Is 35,4-7°; Sal 145; Gc 2,1-5;
Mc 7,31-37
Il
messaggio racchiuso nelle letture bibliche odierne può essere riassunto con le
parole della lettera di san Giacomo, ascoltate alla fine della seconda lettura:
“Dio non ha forse scelto i poveri agli occhi del mondo, che sono ricchi nella
fede ed eredi del Regno, promesso a quelli che lo amano?”
In un
momento in cui i figli d’Israele in esilio si sentivano dimenticati da Dio,
oppressi dal potere straniero e abbandonati alla loro sfortuna, Isaia (cf.
prima lettura) rivolge ad essi parole di speranza: “Coraggio, non temete! Ecco
il vostro Dio […] viene a salvarvi”. E tra le opere meravigliose di Dio che
viene a salvare, il profeta include: “si schiuderanno gli orecchi dei sordi”.

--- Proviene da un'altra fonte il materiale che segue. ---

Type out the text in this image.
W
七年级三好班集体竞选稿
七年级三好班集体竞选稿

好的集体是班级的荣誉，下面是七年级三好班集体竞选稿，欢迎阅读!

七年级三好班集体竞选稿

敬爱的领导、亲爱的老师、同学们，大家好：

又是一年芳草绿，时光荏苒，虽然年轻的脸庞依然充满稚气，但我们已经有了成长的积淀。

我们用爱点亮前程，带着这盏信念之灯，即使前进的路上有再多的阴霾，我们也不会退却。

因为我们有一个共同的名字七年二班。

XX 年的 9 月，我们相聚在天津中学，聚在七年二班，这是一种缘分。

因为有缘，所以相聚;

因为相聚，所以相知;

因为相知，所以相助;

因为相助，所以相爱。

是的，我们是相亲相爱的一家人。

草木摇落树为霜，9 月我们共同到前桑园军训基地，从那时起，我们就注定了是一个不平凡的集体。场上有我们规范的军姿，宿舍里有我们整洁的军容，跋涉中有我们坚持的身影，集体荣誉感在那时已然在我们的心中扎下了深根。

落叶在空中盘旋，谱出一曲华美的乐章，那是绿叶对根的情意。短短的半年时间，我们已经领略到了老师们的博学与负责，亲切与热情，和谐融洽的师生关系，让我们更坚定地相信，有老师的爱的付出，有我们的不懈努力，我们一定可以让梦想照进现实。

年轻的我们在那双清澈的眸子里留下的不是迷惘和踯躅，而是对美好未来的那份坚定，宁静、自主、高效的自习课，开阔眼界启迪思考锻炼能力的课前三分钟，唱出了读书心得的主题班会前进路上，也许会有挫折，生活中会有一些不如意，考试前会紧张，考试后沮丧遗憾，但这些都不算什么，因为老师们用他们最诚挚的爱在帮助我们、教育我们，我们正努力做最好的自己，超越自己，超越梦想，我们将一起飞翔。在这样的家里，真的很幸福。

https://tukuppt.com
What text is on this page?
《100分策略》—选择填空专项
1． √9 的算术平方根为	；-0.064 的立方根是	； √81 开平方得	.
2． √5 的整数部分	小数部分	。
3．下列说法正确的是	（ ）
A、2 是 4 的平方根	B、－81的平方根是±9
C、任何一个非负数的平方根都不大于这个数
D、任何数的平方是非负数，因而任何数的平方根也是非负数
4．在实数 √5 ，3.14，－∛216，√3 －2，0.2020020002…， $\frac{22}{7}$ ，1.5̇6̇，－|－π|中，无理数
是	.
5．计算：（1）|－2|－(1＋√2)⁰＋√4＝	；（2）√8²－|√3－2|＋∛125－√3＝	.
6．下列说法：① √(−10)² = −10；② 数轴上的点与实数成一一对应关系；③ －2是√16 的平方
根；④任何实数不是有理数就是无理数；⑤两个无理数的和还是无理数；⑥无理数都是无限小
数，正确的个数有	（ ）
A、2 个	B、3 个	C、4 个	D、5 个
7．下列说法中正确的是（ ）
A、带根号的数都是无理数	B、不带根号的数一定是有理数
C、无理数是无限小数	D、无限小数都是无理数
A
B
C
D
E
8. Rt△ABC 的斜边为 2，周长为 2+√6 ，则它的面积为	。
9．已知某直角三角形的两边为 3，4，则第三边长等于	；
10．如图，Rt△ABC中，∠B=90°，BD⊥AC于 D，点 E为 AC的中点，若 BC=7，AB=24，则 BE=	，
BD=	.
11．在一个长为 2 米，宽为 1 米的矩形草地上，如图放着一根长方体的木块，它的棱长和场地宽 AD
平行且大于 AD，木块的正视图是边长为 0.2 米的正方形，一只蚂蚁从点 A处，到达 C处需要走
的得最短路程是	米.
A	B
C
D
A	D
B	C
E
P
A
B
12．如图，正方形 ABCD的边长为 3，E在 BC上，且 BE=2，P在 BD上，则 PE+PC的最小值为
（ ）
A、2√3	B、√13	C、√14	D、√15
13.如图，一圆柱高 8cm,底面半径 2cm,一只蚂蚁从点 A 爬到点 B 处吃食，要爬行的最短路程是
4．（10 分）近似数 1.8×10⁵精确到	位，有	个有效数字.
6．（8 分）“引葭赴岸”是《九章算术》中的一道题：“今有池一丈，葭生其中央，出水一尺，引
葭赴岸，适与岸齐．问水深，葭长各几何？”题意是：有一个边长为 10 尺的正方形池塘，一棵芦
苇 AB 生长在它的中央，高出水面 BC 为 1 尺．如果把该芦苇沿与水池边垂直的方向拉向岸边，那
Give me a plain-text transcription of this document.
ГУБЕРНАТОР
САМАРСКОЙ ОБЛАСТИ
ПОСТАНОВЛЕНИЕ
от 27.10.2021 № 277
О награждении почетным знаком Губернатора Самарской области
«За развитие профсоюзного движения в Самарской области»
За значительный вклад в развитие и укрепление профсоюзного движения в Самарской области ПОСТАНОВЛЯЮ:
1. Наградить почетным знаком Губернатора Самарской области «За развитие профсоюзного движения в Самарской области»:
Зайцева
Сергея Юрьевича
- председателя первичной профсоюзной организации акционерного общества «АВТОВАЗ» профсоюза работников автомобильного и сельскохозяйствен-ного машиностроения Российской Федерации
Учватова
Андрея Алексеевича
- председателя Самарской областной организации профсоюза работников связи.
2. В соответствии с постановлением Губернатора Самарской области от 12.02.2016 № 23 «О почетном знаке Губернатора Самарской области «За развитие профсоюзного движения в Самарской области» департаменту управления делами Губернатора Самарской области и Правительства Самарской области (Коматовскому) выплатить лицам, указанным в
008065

Queste promesse di salvezza si compiranno pienamente solo con l’avvento di Gesù
Cristo. Egli stesso si è riferito a questo passaggio di Is 35 per spiegare la
sua missione ai discepoli inviati da Giovanni Battista (cf. Mt 11,4-6). La
guarigione del sordomuto, di cui parla il brano evangelico odierno è uno dei
segni con i quali Gesù si manifesta alle folle come colui che adempie gli
annunci di Isaia e degli altri profeti. Notiamo i dettagli del racconto: Gesù
prende il sordomuto in disparte, gli pone le dita negli orecchi e con la saliva
gli tocca la lingua; poi, teso verso il cielo, emette un sospiro e dice:
“Effatà”, cioè “Apriti”. I gesti compiuti da Gesù assumono qui un ruolo
sacramentale, indicano e vogliono produrre quella salvezza che è dono del
cielo, è annuncio di quanto avverrà ai discepoli, sui quali verrà pronunciata
quella parola “Effatà”. Marco si premura subito di tradurla per farci capire
che Gesù non è un mago che pronuncia parole strane, ma è portatore di salvezza.
La guarigione non passa attraverso gesti strani, esoterici, magici, ma
semplicemente attraverso un contatto che esprime la compassione, l’amore, la
tenerezza di Dio verso colui che soffre. L’evangelista conclude il racconto
della guarigione del sordomuto con queste parole: “…pieni di stupore, dicevano:
‘Ha fatto bene ogni cosa: fa udire i sordi e fa parlare i muti’!”. Di fronte al
gesto di Gesù la folla non può trattenersi dal riconoscervi i segni dell’azione
di Dio. Nelle opere e nelle parole di Gesù si manifesta la pienezza dell’amore
salvifico di Dio.
Nel mondo attuale, nonostante il moltiplicarsi del
benessere, c’è gente stanca, sfiduciata, disorientata, gente in cerca di
felicità, gente che ha smarrito il senso della vita. Nessuno può vivere senza
speranza. Tutti abbiamo bisogno di un ideale che dia senso alla nostra vita.
Ognuno di noi attende dal futuro qualcosa che sia migliore del presente. Come
Israele nel momento duro della prova, come il sordomuto di cui parla il
vangelo, anche noi siamo chiamati a rivolgere lo sguardo a Dio che manda
all’uomo un messaggio di speranza. Nonostante le apparenze contrarie e
l’apparente trionfo della prepotenza, Dio rende giustizia agli oppressi (cf.
salmo responsoriale). Questo messaggio di ottimismo ci invita a superare tutto
ciò che sa di rassegnazione a quanto mortifica e opprime l’uomo, e ad essere
protagonisti di questa speranza nell’ambiente in cui viviamo: in famiglia, nel
lavoro, nella società. Chiediamo al Signore di poter dire anche noi una parola
di coraggio a tutti gli smarriti di cuore che incontriamo sulla nostra strada,
perché possiamo ripetere con loro le parole del ritornello del salmo
responsoriale che abbiamo pregato: “Loda il Signore anima mia”.